Но еще есть, например, я. Я рожала не естественным способом, и что-то я не припоминаю никакого приятного притока окситоцина в тот момент, когда хирурги резали мне живот. Овцеводов, готовых пустить в ход руку, тоже поблизости не было. Тем не менее я всё равно обожаю своих детей.

Может показаться, что перепрограммирование самки крысы, не говоря уж о даме, которая сидит рядом с вами и тянет «ом-м-м-м-м-м» на занятии по бэби-йоге, — довольно сложное дело. Все эти нейрохимикаты взаимодействуют друг с другом, а как именно — мы еще до конца не поняли. Например, эстроген усиливает экспрессию окситоциновых рецепторов в разных отделах мозга. Кроме того, «окситоциновая и дофаминовая системы вознаграждения — это разные системы, но они общаются друг с другом, — говорит Лейн Стратхирн, изучающая материнское поведение в Университете Айовы. — Центры награды в мозге напрямую соединены с клетками, вырабатывающими окситоцин».

А после того как все нейрохимикаты активизируют мозг и запускают работу самых разнообразных его отделов, формируются новые связи и отмирают старые, а различные структуры мозга начинают физиологически изменяться.

Эта пластичность — ключевая особенность мамского мозга. Как и многое другое в нашей жизни — детские соски, куклы Барби, — мамин мозг, кажется иной раз, сделан из резины. Благодаря этим новым связям тискать вашего сморщенного младенца так же приятно, как есть самый потрясающий десерт — хотя раньше вы относились к младенцам вполне равнодушно. Мысли и ощущения, порожденные нашим новым предназначением, держатся еще много лет, а возможно, и вообще остаются с нами навсегда — даже после того, как гормональное изобилие при родах и грудное вскармливание остаются в далеком прошлом. (Если вы вообще сможете о них вспомнить. Подробнее об удалении воспоминаний из материнского мозга я расскажу вам позже — если, конечно, вспомню об этом).

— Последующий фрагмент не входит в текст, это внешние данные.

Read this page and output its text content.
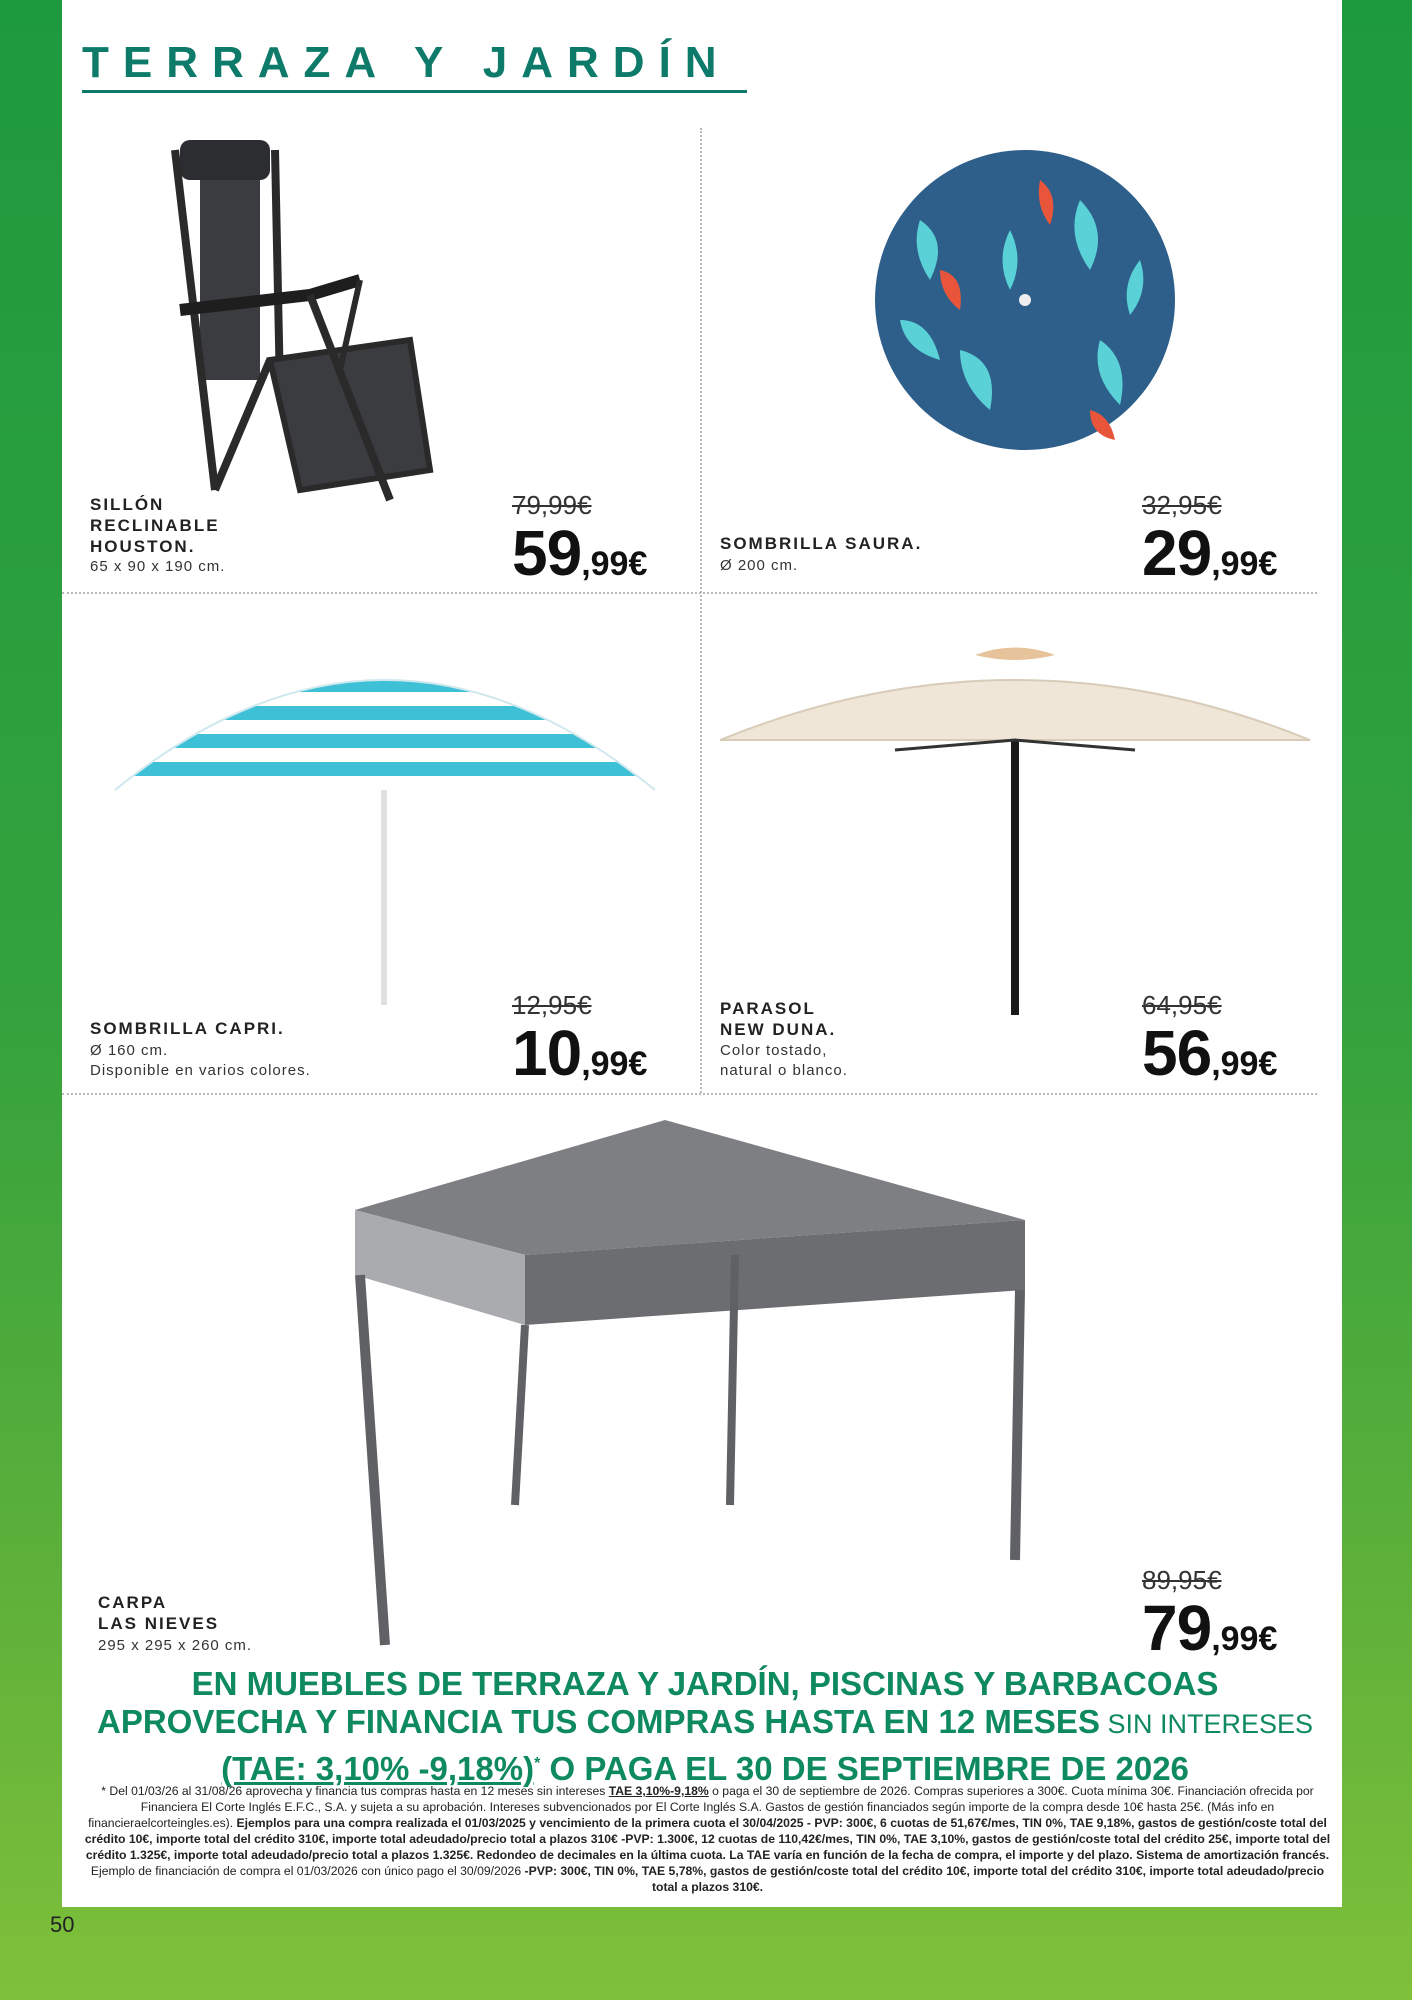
TERRAZA Y JARDÍN
SILLÓN
RECLINABLE
HOUSTON.
65 x 90 x 190 cm.
79,99€
59,99€
SOMBRILLA SAURA.
Ø 200 cm.
32,95€
29,99€
SOMBRILLA CAPRI.
Ø 160 cm.
Disponible en varios colores.
12,95€
10,99€
PARASOL
NEW DUNA.
Color tostado,
natural o blanco.
64,95€
56,99€
CARPA
LAS NIEVES
295 x 295 x 260 cm.
89,95€
79,99€
EN MUEBLES DE TERRAZA Y JARDÍN, PISCINAS Y BARBACOAS
APROVECHA Y FINANCIA TUS COMPRAS HASTA EN 12 MESES SIN INTERESES
(TAE: 3,10% -9,18%)* O PAGA EL 30 DE SEPTIEMBRE DE 2026
* Del 01/03/26 al 31/08/26 aprovecha y financia tus compras hasta en 12 meses sin intereses TAE 3,10%-9,18% o paga el 30 de septiembre de 2026. Compras superiores a 300€. Cuota mínima 30€. Financiación ofrecida por Financiera El Corte Inglés E.F.C., S.A. y sujeta a su aprobación. Intereses subvencionados por El Corte Inglés S.A. Gastos de gestión financiados según importe de la compra desde 10€ hasta 25€. (Más info en financieraelcorteingles.es). Ejemplos para una compra realizada el 01/03/2025 y vencimiento de la primera cuota el 30/04/2025 - PVP: 300€, 6 cuotas de 51,67€/mes, TIN 0%, TAE 9,18%, gastos de gestión/coste total del crédito 10€, importe total del crédito 310€, importe total adeudado/precio total a plazos 310€ -PVP: 1.300€, 12 cuotas de 110,42€/mes, TIN 0%, TAE 3,10%, gastos de gestión/coste total del crédito 25€, importe total del crédito 1.325€, importe total adeudado/precio total a plazos 1.325€. Redondeo de decimales en la última cuota. La TAE varía en función de la fecha de compra, el importe y del plazo. Sistema de amortización francés. Ejemplo de financiación de compra el 01/03/2026 con único pago el 30/09/2026 -PVP: 300€, TIN 0%, TAE 5,78%, gastos de gestión/coste total del crédito 10€, importe total del crédito 310€, importe total adeudado/precio total a plazos 310€.
50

[1] В странах Западной Европы, США и Австралии так называется ученый, недавно получивший степень PhD и проходящий повышение квалификации в форме научного исследования. — Прим. науч. ред.

[2] Bianca J. Marlin et al., Oxytocin enables maternal behaviour by balancing cortical inhibition. Nature 520 (2015): 499–504.

[3] Sarah K. C. Holtfrerich et al., Endogenous testosterone and exogenous oxytocin influence the response to baby schema in the female brain. Scientific Reports 8, no. 7672 (May 16, 2018); Madelon M. E. Riem et al., Oxytocin Modulates Amygdala, Insula, and Inferior Frontal Gyrus Responses to Infant Crying: A Randomized Controlled Trial. Biological Psychiatry 70, no. 3 (Aug. 1, 2011): 291–97; Helena J. V. Rutherford et al., Intranasal oxytocin and the neural correlates of infant face processing in non-parent women. Biological Psychology 129 (Oct. 2017): 45–48.